Department of Electrical Engineering and Computer Science, University of Kansas, 1520 West 15th Street, Lawrence, KS 66045, USA.
Bioinformatics. 2009 Nov 15;25(22):2945-54. doi: 10.1093/bioinformatics/btp521. Epub 2009 Aug 31.
The sequencing of whole genomes from various species has provided us with a wealth of genetic information.
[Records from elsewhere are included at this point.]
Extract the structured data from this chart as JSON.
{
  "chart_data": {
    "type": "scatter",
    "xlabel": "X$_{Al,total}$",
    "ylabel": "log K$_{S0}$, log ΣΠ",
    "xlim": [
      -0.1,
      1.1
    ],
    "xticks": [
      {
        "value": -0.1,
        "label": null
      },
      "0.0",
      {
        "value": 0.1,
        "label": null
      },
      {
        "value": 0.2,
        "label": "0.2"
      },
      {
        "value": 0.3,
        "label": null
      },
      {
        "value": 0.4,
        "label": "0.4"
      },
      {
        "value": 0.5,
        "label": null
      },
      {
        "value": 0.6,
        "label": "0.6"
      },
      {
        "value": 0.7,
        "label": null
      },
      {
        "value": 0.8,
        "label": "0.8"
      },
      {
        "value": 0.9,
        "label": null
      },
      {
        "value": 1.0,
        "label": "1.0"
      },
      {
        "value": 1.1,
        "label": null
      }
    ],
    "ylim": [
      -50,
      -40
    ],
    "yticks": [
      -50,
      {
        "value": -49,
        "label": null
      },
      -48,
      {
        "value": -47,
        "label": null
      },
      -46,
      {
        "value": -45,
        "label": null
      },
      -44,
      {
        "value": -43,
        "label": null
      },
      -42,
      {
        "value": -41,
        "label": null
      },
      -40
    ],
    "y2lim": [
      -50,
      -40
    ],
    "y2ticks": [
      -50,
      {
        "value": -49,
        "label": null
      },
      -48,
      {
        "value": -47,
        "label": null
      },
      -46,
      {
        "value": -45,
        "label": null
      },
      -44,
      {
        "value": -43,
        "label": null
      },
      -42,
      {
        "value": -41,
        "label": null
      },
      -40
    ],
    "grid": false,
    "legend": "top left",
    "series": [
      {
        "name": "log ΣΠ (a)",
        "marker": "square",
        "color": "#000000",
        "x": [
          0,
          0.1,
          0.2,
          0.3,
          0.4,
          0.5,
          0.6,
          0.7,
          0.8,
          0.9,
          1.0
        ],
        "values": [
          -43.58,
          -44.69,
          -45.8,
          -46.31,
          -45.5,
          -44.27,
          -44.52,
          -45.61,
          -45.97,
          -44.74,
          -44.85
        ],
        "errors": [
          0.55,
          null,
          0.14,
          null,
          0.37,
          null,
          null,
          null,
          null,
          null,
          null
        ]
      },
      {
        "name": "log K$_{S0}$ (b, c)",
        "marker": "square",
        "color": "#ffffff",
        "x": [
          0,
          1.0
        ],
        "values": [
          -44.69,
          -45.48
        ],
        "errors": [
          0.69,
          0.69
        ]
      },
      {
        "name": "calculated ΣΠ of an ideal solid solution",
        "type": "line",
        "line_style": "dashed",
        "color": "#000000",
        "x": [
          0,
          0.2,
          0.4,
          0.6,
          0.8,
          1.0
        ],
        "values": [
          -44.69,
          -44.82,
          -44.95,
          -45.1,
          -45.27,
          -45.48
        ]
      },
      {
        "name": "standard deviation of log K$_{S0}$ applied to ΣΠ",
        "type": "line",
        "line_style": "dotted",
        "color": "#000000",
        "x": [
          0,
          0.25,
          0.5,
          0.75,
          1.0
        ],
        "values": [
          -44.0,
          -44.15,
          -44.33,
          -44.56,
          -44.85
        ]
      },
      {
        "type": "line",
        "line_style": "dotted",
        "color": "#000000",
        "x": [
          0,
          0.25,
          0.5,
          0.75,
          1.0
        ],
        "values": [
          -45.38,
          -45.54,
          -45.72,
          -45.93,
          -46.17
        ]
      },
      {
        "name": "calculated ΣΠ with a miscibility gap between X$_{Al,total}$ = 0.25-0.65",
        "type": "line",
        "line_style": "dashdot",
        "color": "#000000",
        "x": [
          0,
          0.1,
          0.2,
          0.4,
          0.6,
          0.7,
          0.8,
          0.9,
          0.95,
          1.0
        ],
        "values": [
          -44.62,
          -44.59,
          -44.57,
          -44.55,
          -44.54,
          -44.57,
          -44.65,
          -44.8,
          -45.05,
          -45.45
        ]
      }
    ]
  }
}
To make use of the vast amounts of data available today it is necessary to devise computer-based analysis techniques.
We propose a Hidden Markov Model (HMM) based algorithm to detect groups of genes functionally similar to a set of input genes from microarray expression data. A subset of experiments from a microarray is selected based on a set of related input genes. HMMs are trained from the input genes and a group of random gene input sets to provide significance estimates. Every gene in the microarray is scored using all HMMs and significant matches with the input genes are retained. We ran this algorithm on the life cycle of Drosophila microarray data set with KEGG pathways for cell cycle and translation factors as input data sets. Results show high functional similarity in resulting gene sets, increasing our biological insight into gene pathways and KEGG annotations. The algorithm performed very well compared to the Signature Algorithm and a purely correlation-based approach.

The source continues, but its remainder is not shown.